Borrow the image below:
Small team internal staff can achieve the same goal, there is no butt not together to cause the ideological disunity, because the staff is basically fixed, can cultivate the tacit understanding between the team, the efficiency of internal communication can also achieve the highest. Well-run teams can even achieve a degree of “autonomy” without external coordination intervention.
Of course, there is no perfect “silver bullet” to solve the problem, and we have to face some emerging problems:
- Management and coordination problems after too many teams
- The problem of unbalanced team load
- There used to be only one portal for connecting services, but now there may be more
- Teamwork issues
Each of the above questions may have different answers in different enterprise environments and different team atmospheres, or even cannot be completely solved. But I don’t think it’s wrong to split small teams to improve efficiency and flexibility. More importantly, we need to explore the answer according to local conditions.
Process dilemma
Imagine a microservices architecture with traditional waterfall development. Here’s how the book describes it:
With a microservices architecture, continuing with a waterfall development process is no different than using a Horse-drawn Ferrari — we need to take advantage of the convenience of microservices.
Imagine a cascade of development processes: requirements analysis, software design, programming, software testing, operations and maintenance.
- The division of the phases is completely fixed, and the amount of documentation generated between the phases can greatly increase the workload.
- Since development is linear, users will only see the results at the end of development, increasing the risk.
- Early mistakes can have serious consequences when they are found in final testing.
The whole process is also interspersed with a variety of cross-functional meetings organized by the project manager, project approval meeting, requirements meeting, review meeting and so on; Each communication is a large group of people in the debate can not reach a result; Even a week’s demand is there to discuss procedures and norms with you.
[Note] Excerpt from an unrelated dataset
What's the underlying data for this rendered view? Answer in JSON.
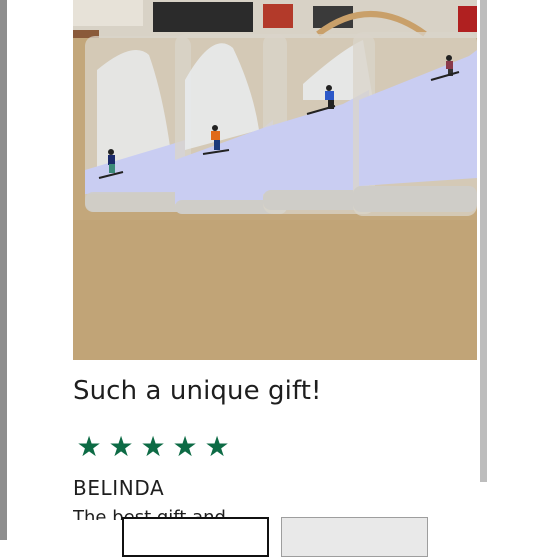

Teams and individuals are stuck in a bog and can be summed up as inefficient teams.
Microservices break up business modules and teams break up small cross-functional teams for quick feedback and output, and the waterfall process, as its name suggests, is Niagara Falls in front of you when you’re ready to pack light.
Agile development
Adopting agile development and deployment practices such as Scrum or Kanban is essential if you want to develop an application using a microservices architecture.
The core idea of agile development is to iterate gradually and quickly, focusing more on people and the team. The values of Agile development are:
- The subjective initiative of programmers, and the interaction between programmers, is superior to established processes and tools.
- Software works better than detailed documentation.
- Close collaboration with clients is better than contract and negotiation.
- Able to respond to change, better than following a plan.
Now that microservices are popular, I think Agile is more suitable for it.
Microservices, processes, and organizations
Here’s a diagram of the three from the book:
Fast, frequent, and reliable software delivery for large and complex applications requires several key DevOps capabilities, including continuous delivery and continuous deployment, small autonomous teams, and microservices architectures
Microservices architecture is technically easy to implement, but the process and organizational support behind it needs to be constantly explored and practiced. In this respect, all the books are theoretical foundations that must be adapted to the circumstances, and this is not an easy task. But anyway, I’m willing to go with the flow.